L’entreprise a préféré racheter ses propres actions plutôt que de réinvestir les profits dans son business. Pas dingue comme décision selon moi à ce stade.
La concurrence est très rude entre les différents réseaux sociaux. Si l’un d’eux arrive à copier le succès de Pinterest, cela pourrait être la fin pour Pinterest.
Mon point de vue : c’est un pari très risqué, car l’entreprise n’a pas encore prouvé qu’elle pouvait être rentable sur une longue période. Par contre, Pinterest nous a prouvé qu’elle arrive à se différencier des autres entreprises et qu’elle arrive à faire croître le nombre d’utilisateurs et les revenus. C’est donc un excellent signe. Perso, je préfère attendre encore 3 ou 4 trimestres pour voir ce qu’il va se passer en cette période de fortes turbulences (hausse des taux, inflation, potentielle récession, crise bancaire, etc.).
Cette semaine en économie
[CHIFOUMI] Négocier son salaire et comprendre un bank run grâce à la théorie des jeux
⏱ Temps de lecture : 4 minutes et 10 secondes.

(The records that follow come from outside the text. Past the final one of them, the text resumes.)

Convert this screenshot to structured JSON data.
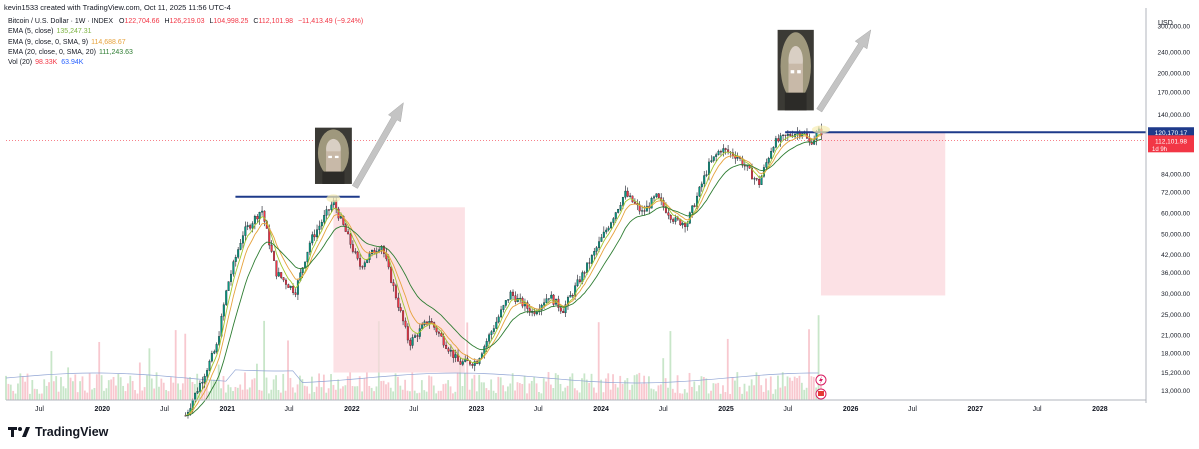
{
  "attribution": "kevin1533 created with TradingView.com, Oct 11, 2025 11:56 UTC-4",
  "legend": {
    "symbol": "Bitcoin / U.S. Dollar · 1W · INDEX",
    "open_label": "O",
    "open": "122,704.66",
    "high_label": "H",
    "high": "126,219.03",
    "low_label": "L",
    "low": "104,998.25",
    "close_label": "C",
    "close": "112,101.98",
    "change": "−11,413.49 (−9.24%)",
    "ema1_label": "EMA (5, close)",
    "ema1_value": "135,247.31",
    "ema2_label": "EMA (9, close, 0, SMA, 9)",
    "ema2_value": "114,688.67",
    "ema3_label": "EMA (20, close, 0, SMA, 20)",
    "ema3_value": "111,243.63",
    "vol_label": "Vol (20)",
    "vol_value1": "98.33K",
    "vol_value2": "63.94K"
  },
  "logo_text": "TradingView",
  "colors": {
    "up": "#089981",
    "down": "#f23645",
    "ema_fast": "#a3c72f",
    "ema_mid": "#e6a23c",
    "ema_slow": "#2e7d32",
    "resistance": "#1e3a8a",
    "zone": "#fbd7dc",
    "arrow": "#c4c4c4",
    "price_tag": "#f23645",
    "level_tag": "#1e3a8a"
  },
  "icons": [
    "figure-image",
    "arrow-up-icon",
    "lightning-icon",
    "flag-icon",
    "tradingview-logo"
  ],
  "chart_data": {
    "type": "candlestick",
    "timeframe": "1W",
    "y_scale": "log",
    "currency_label": "USD",
    "x_tick_labels": [
      "Jul",
      "2020",
      "Jul",
      "2021",
      "Jul",
      "2022",
      "Jul",
      "2023",
      "Jul",
      "2024",
      "Jul",
      "2025",
      "Jul",
      "2026",
      "Jul",
      "2027",
      "Jul",
      "2028"
    ],
    "x_tick_dates": [
      "2019-07-01",
      "2020-01-01",
      "2020-07-01",
      "2021-01-01",
      "2021-07-01",
      "2022-01-01",
      "2022-07-01",
      "2023-01-01",
      "2023-07-01",
      "2024-01-01",
      "2024-07-01",
      "2025-01-01",
      "2025-07-01",
      "2026-01-01",
      "2026-07-01",
      "2027-01-01",
      "2027-07-01",
      "2028-01-01"
    ],
    "y_tick_labels": [
      "300,000.00",
      "240,000.00",
      "200,000.00",
      "170,000.00",
      "140,000.00",
      "84,000.00",
      "72,000.00",
      "60,000.00",
      "50,000.00",
      "42,000.00",
      "36,000.00",
      "30,000.00",
      "25,000.00",
      "21,000.00",
      "18,000.00",
      "15,200.00",
      "13,000.00"
    ],
    "y_tick_values": [
      300000,
      240000,
      200000,
      170000,
      140000,
      84000,
      72000,
      60000,
      50000,
      42000,
      36000,
      30000,
      25000,
      21000,
      18000,
      15200,
      13000
    ],
    "price_path": [
      {
        "date": "2020-09-01",
        "price": 10500
      },
      {
        "date": "2020-12-01",
        "price": 19000
      },
      {
        "date": "2021-01-01",
        "price": 32000
      },
      {
        "date": "2021-02-15",
        "price": 50000
      },
      {
        "date": "2021-04-12",
        "price": 62000
      },
      {
        "date": "2021-05-24",
        "price": 36000
      },
      {
        "date": "2021-07-19",
        "price": 30500
      },
      {
        "date": "2021-09-01",
        "price": 47000
      },
      {
        "date": "2021-11-08",
        "price": 66000
      },
      {
        "date": "2022-01-24",
        "price": 38000
      },
      {
        "date": "2022-03-28",
        "price": 46000
      },
      {
        "date": "2022-06-18",
        "price": 19500
      },
      {
        "date": "2022-08-15",
        "price": 24000
      },
      {
        "date": "2022-11-10",
        "price": 16500
      },
      {
        "date": "2023-01-01",
        "price": 16700
      },
      {
        "date": "2023-04-10",
        "price": 30000
      },
      {
        "date": "2023-06-15",
        "price": 25500
      },
      {
        "date": "2023-08-01",
        "price": 29500
      },
      {
        "date": "2023-09-11",
        "price": 26000
      },
      {
        "date": "2023-12-01",
        "price": 40000
      },
      {
        "date": "2024-03-11",
        "price": 71000
      },
      {
        "date": "2024-05-01",
        "price": 60000
      },
      {
        "date": "2024-06-10",
        "price": 69000
      },
      {
        "date": "2024-08-05",
        "price": 56000
      },
      {
        "date": "2024-09-09",
        "price": 55000
      },
      {
        "date": "2024-11-11",
        "price": 90000
      },
      {
        "date": "2024-12-16",
        "price": 104000
      },
      {
        "date": "2025-02-03",
        "price": 98000
      },
      {
        "date": "2025-04-07",
        "price": 77000
      },
      {
        "date": "2025-05-19",
        "price": 109000
      },
      {
        "date": "2025-07-14",
        "price": 119000
      },
      {
        "date": "2025-08-14",
        "price": 121000
      },
      {
        "date": "2025-09-01",
        "price": 109000
      },
      {
        "date": "2025-10-06",
        "price": 123000
      },
      {
        "date": "2025-10-11",
        "price": 112101.98
      }
    ],
    "horizontal_levels": [
      {
        "price": 69000,
        "from": "2021-01-25",
        "to": "2022-01-24",
        "color": "#1e3a8a"
      },
      {
        "price": 120170.17,
        "from": "2025-06-23",
        "to": "2028-06-01",
        "color": "#1e3a8a",
        "label": "120,170.17"
      }
    ],
    "shaded_zones": [
      {
        "from": "2021-11-08",
        "to": "2022-11-28",
        "top": 63000,
        "bottom": 15200
      },
      {
        "from": "2025-10-06",
        "to": "2026-10-05",
        "top": 120170,
        "bottom": 29500
      }
    ],
    "current_price": {
      "label": "112,101.98",
      "value": 112101.98,
      "sub_label": "1d 9h"
    },
    "annotations": [
      {
        "type": "image",
        "from": "2021-09-15",
        "to": "2022-01-01",
        "top": 125000,
        "bottom": 77000
      },
      {
        "type": "arrow",
        "from_date": "2022-01-10",
        "from_price": 75000,
        "to_date": "2022-06-01",
        "to_price": 155000
      },
      {
        "type": "image",
        "from": "2025-06-01",
        "to": "2025-09-15",
        "top": 290000,
        "bottom": 145000
      },
      {
        "type": "arrow",
        "from_date": "2025-10-01",
        "from_price": 145000,
        "to_date": "2026-03-01",
        "to_price": 290000
      }
    ]
  }
}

👩🏫 Ce que vous allez apprendre : Qu’est-ce que la théorie des jeux ? Comment elle peut vous aider à mieux négocier votre salaire et comment elle peut expliquer une panique bancaire.

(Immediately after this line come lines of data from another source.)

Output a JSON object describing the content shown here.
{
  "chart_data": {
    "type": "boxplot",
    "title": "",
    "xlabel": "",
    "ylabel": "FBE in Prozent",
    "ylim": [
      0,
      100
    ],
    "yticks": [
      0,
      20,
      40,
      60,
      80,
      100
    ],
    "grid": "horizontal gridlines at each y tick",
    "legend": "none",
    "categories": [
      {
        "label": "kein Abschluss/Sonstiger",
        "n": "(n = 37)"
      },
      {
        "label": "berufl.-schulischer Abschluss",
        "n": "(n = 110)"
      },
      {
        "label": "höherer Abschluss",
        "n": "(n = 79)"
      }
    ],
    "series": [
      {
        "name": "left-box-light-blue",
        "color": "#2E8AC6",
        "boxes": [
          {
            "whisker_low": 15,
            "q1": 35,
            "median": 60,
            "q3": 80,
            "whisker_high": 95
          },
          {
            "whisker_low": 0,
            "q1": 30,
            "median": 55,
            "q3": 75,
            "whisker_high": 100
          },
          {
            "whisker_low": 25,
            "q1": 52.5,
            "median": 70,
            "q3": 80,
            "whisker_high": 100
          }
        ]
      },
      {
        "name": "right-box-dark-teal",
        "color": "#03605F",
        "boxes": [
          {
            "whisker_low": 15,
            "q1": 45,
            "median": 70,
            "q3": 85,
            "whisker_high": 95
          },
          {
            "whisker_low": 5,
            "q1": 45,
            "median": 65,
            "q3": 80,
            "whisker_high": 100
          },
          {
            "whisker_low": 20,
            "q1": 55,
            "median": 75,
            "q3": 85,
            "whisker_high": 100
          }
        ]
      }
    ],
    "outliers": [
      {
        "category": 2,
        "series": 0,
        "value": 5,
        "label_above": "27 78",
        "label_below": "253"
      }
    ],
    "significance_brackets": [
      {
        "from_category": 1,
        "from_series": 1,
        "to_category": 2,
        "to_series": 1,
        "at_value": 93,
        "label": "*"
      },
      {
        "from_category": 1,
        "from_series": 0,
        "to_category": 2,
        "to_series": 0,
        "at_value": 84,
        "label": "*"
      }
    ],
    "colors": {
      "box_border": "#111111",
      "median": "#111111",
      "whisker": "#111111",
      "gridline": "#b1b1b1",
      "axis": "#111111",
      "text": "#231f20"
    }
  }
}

Vous connaissez certainement toutes et tous la théorie des jeux de près ou de loin.
Si ce n’est pas le cas, voici une micro-explication :
La théorie des jeux est un domaine de l’économie et des mathématiques qui étudie les choix que les gens font lorsqu'ils interagissent les uns avec les autres. Elle peut être appliquée à de nombreuses situations de la vie quotidienne, comme les jeux de société, les négociations, les guerres et même les bank run comme on vient de le voir avec la chute de la Silicon Valley Bank.
Prenons l'exemple d'un jeu de pierre-papier-ciseaux. Dans ce jeu, chaque joueur choisit l'une des trois options, et le gagnant est déterminé en fonction de la façon dont les choix des joueurs interagissent. La théorie des jeux étudie comment les joueurs peuvent maximiser leurs chances de gagner en choisissant la meilleure stratégie possible en fonction des choix de leur adversaire.

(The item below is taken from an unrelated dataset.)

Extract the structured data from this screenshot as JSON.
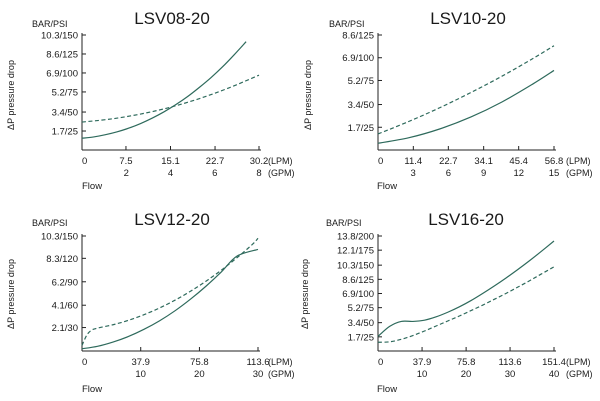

Pour faire simple, la théorie des jeux est une méthode pour comprendre comment les gens prennent des décisions en fonction des choix des autres et comment ils peuvent choisir les meilleures stratégies pour atteindre leurs objectifs.
Je vous laisse regarder la vidéo et voir comment John Nash a découvert qu’Adam Smith avait tort. Adam Smith disait que chaque être humain devait faire ce qui était le mieux pour lui sans coopérer. La fameuse Main invisible.
Voici quelques exemples d’utilisation de la théorie des jeux dans le monde réel :
Bank run (panique bancaire)
Les bank run sont les pires ennemis des banques, car ils seront fatals dans 99 % des cas.
Si tout le monde retire son argent en même temps, la banque n’a plus assez de liquidité pour rembourser tout le monde.
La théorie des jeux nous dit que si personne ne retire son argent et ne laisse du temps à la banque pour résoudre ses problèmes, alors tout le monde gagnera plus d’argent, car ils auront non seulement leur argent, mais aussi potentiellement les intérêts associés.
Si tout le monde retire, tout le monde aura moins d’argent, voire pas du tout.
Mais si certains retirent et d’autres non, alors certains auront plus d’argent que d’autres.
L’équilibre de ce jeu est : tout le monde retire, même si in fine, ce n’est pas la meilleure solution pour tout le monde.
En effet, dans un bank run, l’objectif principal du client est de ne pas être celui qui n’arrivera pas à retirer ses fonds…
Les négociations salariales
Selon un article de William Spaniel via le blog Cornell University, il existe une stratégie optimale pour bien négocier son salaire.
Déjà, il faut savoir que d’un point de vue purement financier, il s’agit d’un jeu à somme non nulle, c'est-à-dire que le gain d'une partie peut causer une perte pour l'autre partie (on ne prend pas en compte la valeur du travail du salarié hein, juste la partie salaire).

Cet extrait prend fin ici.